Supporters of the project said the pipeline will help ensure area businesses’ water needs are met and allow the state to attract more high-paying jobs to the area.
Jeremy Aguero of Applied Analysis, who testified at the meeting, said it will also bring environmental benefits.
Aguero said 4,000 acre-feet of effluent water ultimately ends up in the Truckee River, introducing high levels of nitrates that can be devastating for the water’s native fish species.
“This pipeline diverts 4,000 acre-feet of water from the water reclamation facility and shifts it to Storey County and the Tahoe-Reno Industrial Center to strengthen and expand the state’s economy,” Aguero said.
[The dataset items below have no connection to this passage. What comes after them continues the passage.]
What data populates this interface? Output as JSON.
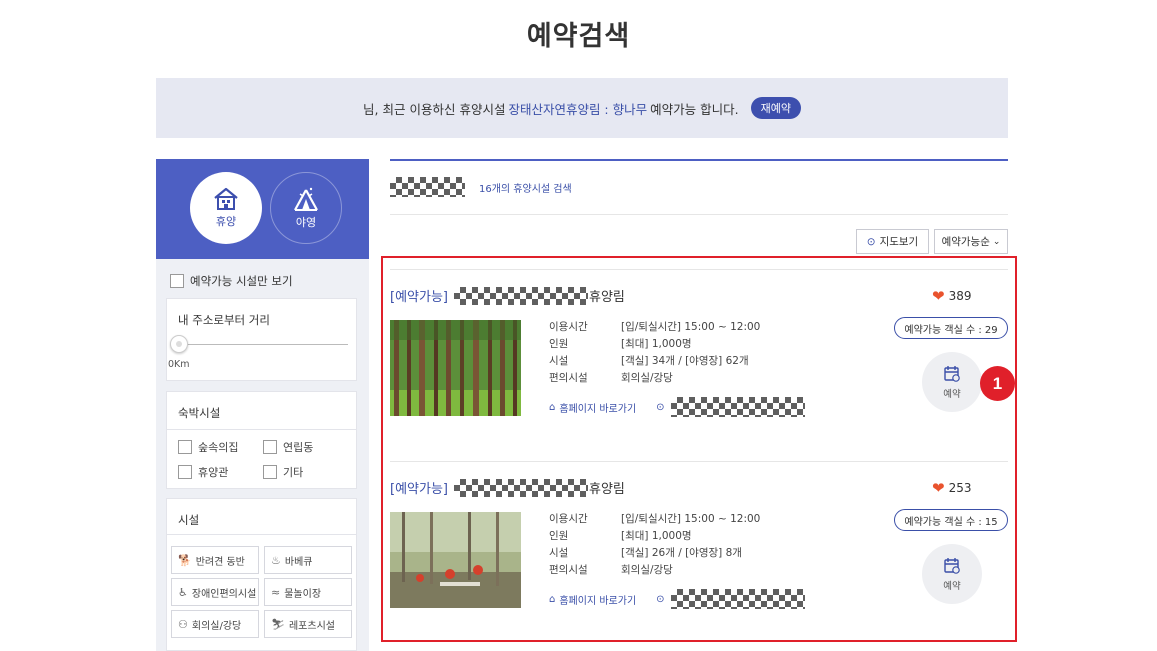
{
  "page": {
    "title": "예약검색"
  },
  "banner": {
    "prefix": "님, 최근 이용하신 휴양시설",
    "facility": "장태산자연휴양림 : 향나무",
    "suffix": "예약가능 합니다.",
    "rebook_label": "재예약"
  },
  "sidebar": {
    "modes": [
      {
        "label": "휴양",
        "icon": "house-icon",
        "active": true
      },
      {
        "label": "야영",
        "icon": "tent-icon",
        "active": false
      }
    ],
    "only_available_label": "예약가능 시설만 보기",
    "distance": {
      "title": "내 주소로부터 거리",
      "value": "0Km"
    },
    "lodging": {
      "title": "숙박시설",
      "options": [
        "숲속의집",
        "연립동",
        "휴양관",
        "기타"
      ]
    },
    "facilities": {
      "title": "시설",
      "options": [
        {
          "label": "반려견 동반",
          "icon": "dog-icon"
        },
        {
          "label": "바베큐",
          "icon": "grill-icon"
        },
        {
          "label": "장애인편의시설",
          "icon": "wheelchair-icon"
        },
        {
          "label": "물놀이장",
          "icon": "water-icon"
        },
        {
          "label": "회의실/강당",
          "icon": "meeting-icon"
        },
        {
          "label": "레포츠시설",
          "icon": "sports-icon"
        }
      ]
    }
  },
  "results": {
    "count_text": "16개의 휴양시설 검색",
    "map_label": "지도보기",
    "sort_label": "예약가능순",
    "items": [
      {
        "status": "[예약가능]",
        "name_suffix": "휴양림",
        "likes": "389",
        "available_rooms": "예약가능 객실 수 : 29",
        "info": [
          {
            "key": "이용시간",
            "value": "[입/퇴실시간] 15:00 ~ 12:00"
          },
          {
            "key": "인원",
            "value": "[최대] 1,000명"
          },
          {
            "key": "시설",
            "value": "[객실] 34개 / [야영장] 62개"
          },
          {
            "key": "편의시설",
            "value": "회의실/강당"
          }
        ],
        "homepage_label": "홈페이지 바로가기",
        "book_label": "예약"
      },
      {
        "status": "[예약가능]",
        "name_suffix": "휴양림",
        "likes": "253",
        "available_rooms": "예약가능 객실 수 : 15",
        "info": [
          {
            "key": "이용시간",
            "value": "[입/퇴실시간] 15:00 ~ 12:00"
          },
          {
            "key": "인원",
            "value": "[최대] 1,000명"
          },
          {
            "key": "시설",
            "value": "[객실] 26개 / [야영장] 8개"
          },
          {
            "key": "편의시설",
            "value": "회의실/강당"
          }
        ],
        "homepage_label": "홈페이지 바로가기",
        "book_label": "예약"
      }
    ]
  },
  "annotation": {
    "marker": "1"
  },
  "colors": {
    "accent": "#4d5fc3",
    "link": "#3a4fa8",
    "highlight": "#e0202a",
    "heart": "#e9532e"
  }
}
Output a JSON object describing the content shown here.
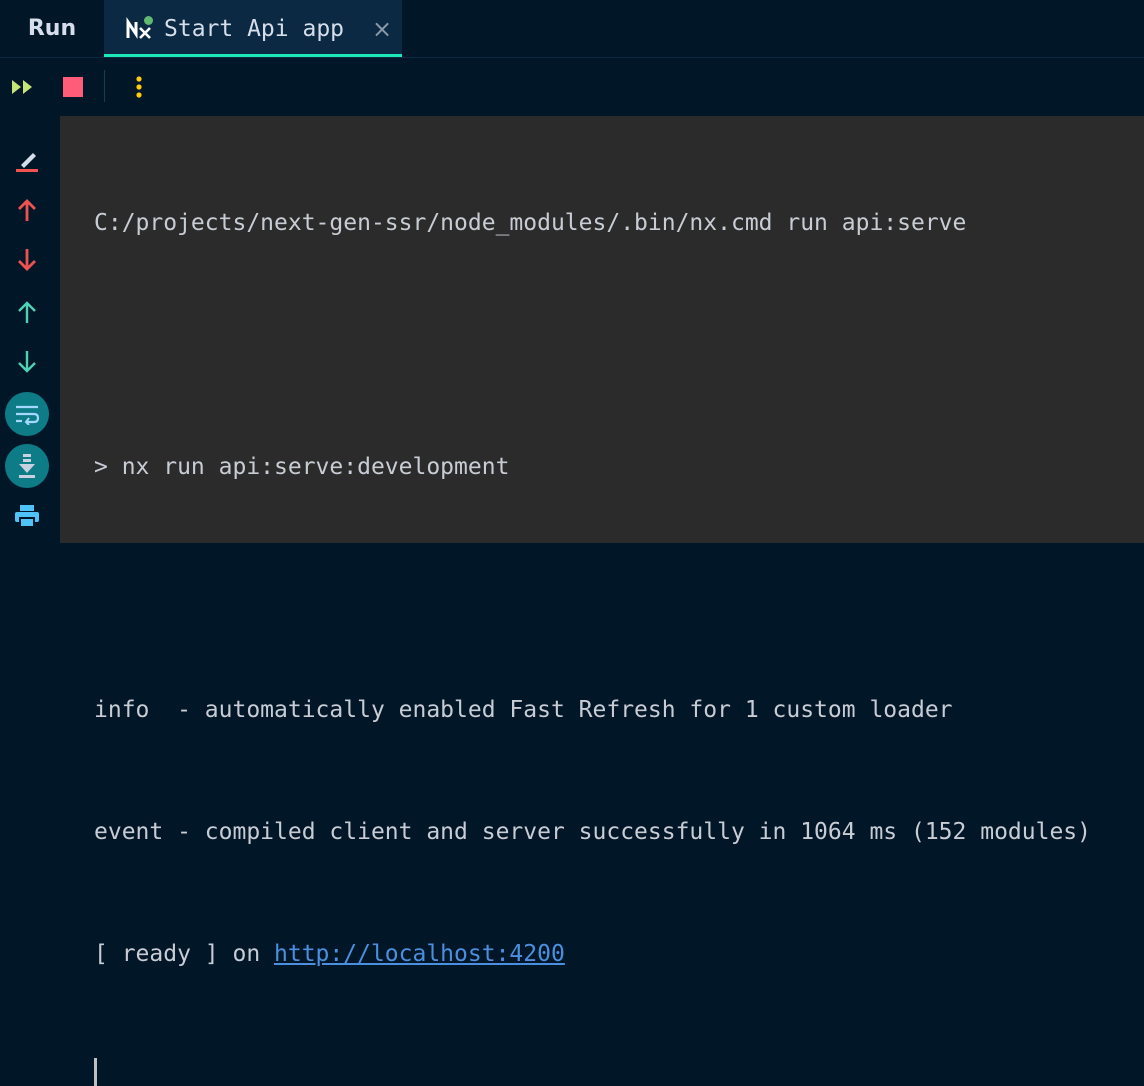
{
  "tabs": {
    "run_label": "Run",
    "active_label": "Start Api app",
    "close_glyph": "×",
    "active_icon": "nx-icon",
    "accent_color": "#1de9b6"
  },
  "toolbar": {
    "rerun_icon": "rerun-icon",
    "stop_icon": "stop-icon",
    "more_icon": "more-vertical-icon",
    "stop_color": "#ff5c7a"
  },
  "sidebar": {
    "items": [
      {
        "icon": "clear-output-icon"
      },
      {
        "icon": "previous-occurrence-icon"
      },
      {
        "icon": "next-occurrence-icon"
      },
      {
        "icon": "scroll-up-icon"
      },
      {
        "icon": "scroll-down-icon"
      },
      {
        "icon": "soft-wrap-icon"
      },
      {
        "icon": "scroll-to-end-icon"
      },
      {
        "icon": "print-icon"
      }
    ]
  },
  "console": {
    "lines": [
      "C:/projects/next-gen-ssr/node_modules/.bin/nx.cmd run api:serve",
      "",
      "> nx run api:serve:development",
      "",
      "info  - automatically enabled Fast Refresh for 1 custom loader",
      "event - compiled client and server successfully in 1064 ms (152 modules)"
    ],
    "ready_prefix": "[ ready ] on ",
    "ready_link": "http://localhost:4200"
  }
}
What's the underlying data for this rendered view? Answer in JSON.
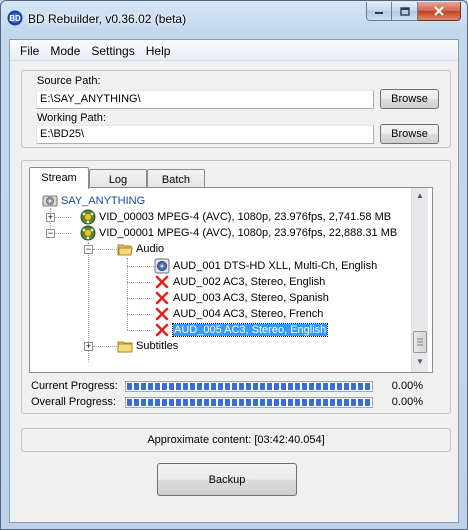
{
  "window": {
    "title": "BD Rebuilder, v0.36.02 (beta)"
  },
  "menu": [
    "File",
    "Mode",
    "Settings",
    "Help"
  ],
  "source": {
    "label": "Source Path:",
    "value": "E:\\SAY_ANYTHING\\",
    "browse": "Browse"
  },
  "working": {
    "label": "Working Path:",
    "value": "E:\\BD25\\",
    "browse": "Browse"
  },
  "tabs": [
    "Stream",
    "Log",
    "Batch"
  ],
  "tree": {
    "root": "SAY_ANYTHING",
    "videos": [
      "VID_00003 MPEG-4 (AVC), 1080p, 23.976fps, 2,741.58 MB",
      "VID_00001 MPEG-4 (AVC), 1080p, 23.976fps, 22,888.31 MB"
    ],
    "audio_folder": "Audio",
    "audio": [
      {
        "label": "AUD_001 DTS-HD XLL, Multi-Ch, English",
        "status": "speaker-icon"
      },
      {
        "label": "AUD_002 AC3, Stereo, English",
        "status": "x-icon"
      },
      {
        "label": "AUD_003 AC3, Stereo, Spanish",
        "status": "x-icon"
      },
      {
        "label": "AUD_004 AC3, Stereo, French",
        "status": "x-icon"
      },
      {
        "label": "AUD_005 AC3, Stereo, English",
        "status": "x-icon",
        "selected": true
      }
    ],
    "subtitles_folder": "Subtitles"
  },
  "progress": {
    "current": {
      "label": "Current Progress:",
      "value": 1.0,
      "text": "0.00%"
    },
    "overall": {
      "label": "Overall Progress:",
      "value": 1.0,
      "text": "0.00%"
    }
  },
  "status": "Approximate content: [03:42:40.054]",
  "backup_button": "Backup",
  "colors": {
    "selection": "#3399ff",
    "progress": "#3a6fd8",
    "x_mark": "#e0281c"
  }
}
The public funding would come via $35 million in bonds that would need to be repaid by the industrial park businesses over 25 years. Interest and inflation would bring that number closer to $60 million by the end of the term.
The companies would be on the hook for project, and if they were delinquent in repaying the debts, the state could foreclose on their properties and sell the land.
The companies would also invest upward of $100 million for other infrastructure needs to make sure the water is usable.
Some lawmakers disagreed with how the project will be funded.
The $35 million bond will be repaid using in part via property taxes that the companies at the park pay to the county. But rather than a tax increase, the formula designates a portion of their normal payment toward paying off the bonds.
State Sen. Pete Goicoechea, R-Eureka, said that method effectively diverts money that would go into the state’s general fund. And while he supported the pipeline and lauded the environmental benefits it will bring, Goicoechea said he was “struggling to ask the state to pay for it.”